Video Dispatches: LE PETIT SOLDAT, THE LIMITS OF CONTROL & DARK WATERS
Midwesterner, movie lover, cinnamon enthusiast.
Video Dispatches is a regular column covering recent home video releases.
Le Petit Soldat (1963) – Criterion Collection
I didn’t release until about halfway through my viewing of Criterion’s restored Le Petit Soldat before realizing I had seen the film before, about 15 years prior, on a VHS tape. Thankfully, Criterion’s new Blu-ray is nearly unrecognizable from that scrambled copy. It looks gorgeous, and as revealed in the supplements, it’s great to see what was actually Jean-Luc Godard ’s second (made) feature given a proper treatment.
What’s interesting is that the film doesn’t play like a runner-up to Breathless , but rather a transitional film that marks a bridge between the vibrant and playful early films about boys and girls bouncing around and the political films he would follow those up with in the later half of the sixties. Its political content, which targets and depicts torture during the Algerian War.
This was the first film Godard made with Anna Karina, and I’m surprised at the level of restraint he shows regarding her face in close-up. It’s one of cinema’s most evocative faces and it feels special to see him discover as much during the tenement exchanges between her character and Michel Subor’s protagonist.
The supplements are great archival pieces, including Subor being interviewed while bouncing inside of a boxing ring, and Godard shit-talking the bourgeoisie critical apprehension of “social realism.”
The Limits of Control (2009) – Arrow Films
Much like last year’s The Dead Don’t Die, Jim Jarmusch’s effort one decade prior, The Limits of Control , was widely panned, including a 0.5/4 review from Roger Ebert, where he assumes the voice of the film’s protagonist. Because of its reputation, and my pure laziness, I let my old DVD sit unwatched for many years, but finally getting to the film on Arrow’s gorgeous new disc was an absolute treat.
Shot by the inimitable Christopher Doyle, the film follows Isaach De Bankole ’s taciturn hitman on a mysterious journey across urban and rural Spain as he sips espresso, exchanges matchbooks with strangers and eventually makes a hit. But thankfully, Jarmusch knows all the stuff leading up to the hit is much more interesting than the “climax.”
This is his riff on Jean-Pierre Melville ’s Le Samourai, while also being a mish-mash of his catalogue: the vignette-esque plotting, the zen killer of Ghost Dog, the electric guitar OST that recalls Dead Man and the ritual-based rhythms he would later explore in more depth with Paterson. And like he did more overtly in The Dead Don’t Die, Jarmusch inserts metatextual comments on the work, to more success here.
As J. Hoberman put it in his contemporary review for the Village Voice, “The contents of the package are unknowable; the twine that wraps around its enigma is everything.” And the two new supplements on Arrow’s disc, a chat with Geoff Andrew and a video essay, are terrific and entertaining attempts to expound on that twine. Also, Arrow thankfully include archival features from the DVD, including a 50-minute making-of. I can’t recommend this release enough.
Dark Waters (2019) – Universal Pictures
If the reaction for the trailer of Todd Haynes’s Dark Waters , a procedural legal drama about exposing DuPont’s decades-long systematic poisoning, was skeptical among many (not all) of his champions, I can only imagine casual moviegoers were even less interested. Though they’re perhaps not very common now, fatigue from the 90’s legal drama trend might still have its claws in folks. That’s probably why Dark Waters didn’t pick up any awards steam, and while numbers of its budget aren’t easily available online, it couldn’t have made a profit with its $14 million worldwide box office return.

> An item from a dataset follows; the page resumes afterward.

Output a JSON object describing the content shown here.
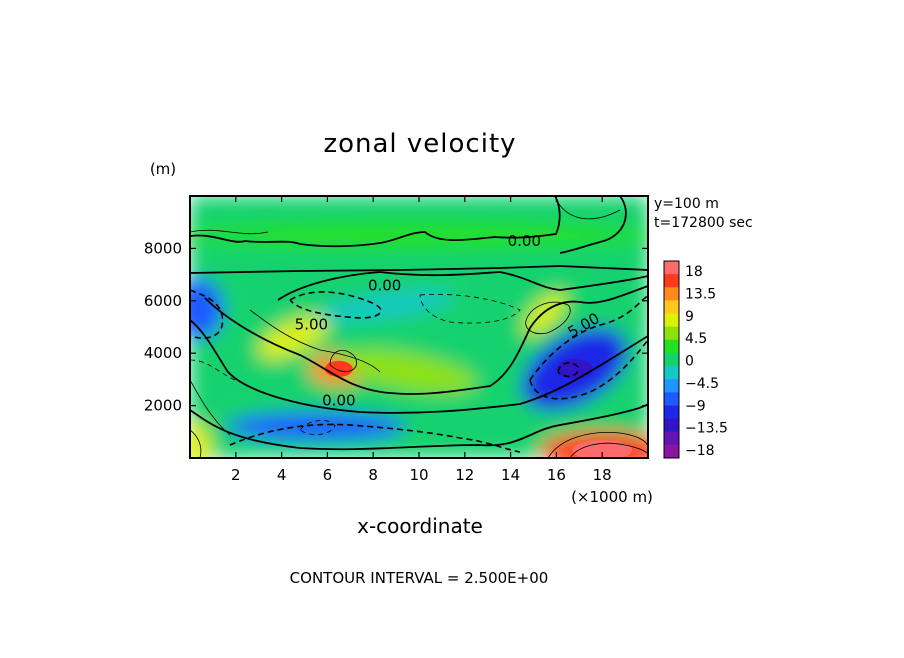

That’s a shame because it is, for my money, the finest film of 2019. Buoyed by a riveting supporting performance from Bill Camp, as a farmer whose cows have become diseased, the terrific, and sadly unsung, digital photography of Edward Lachman (Haynes couldn’t get the budget for film), and Haynes’s existential understanding of corporate machinations, Dark Waters is far from a run-of-the-mill legal drama. It’s absolutely terrifying, and Haynes does well to recognize that these problems are affecting nearly all Americans. DuPont’s crimes aren’t contained in the film’s two-hour runtime; we don’t get to leave happy that their feet have been held to the fire. It’s domestic terrorism caused by capitalism.
Universal’s disc comes with three special features about the film’s making, which total add up to only about 12 minutes and don’t distinguish themselves enough to warrant separate segments. And while they’re mostly cobbled from press junkets, there’s some interesting tidbits about the real-life victims playing themselves, location scouting and how Mark Ruffalo was able to produce a film that went much deeper than the New York Times Magazine article it’s based on.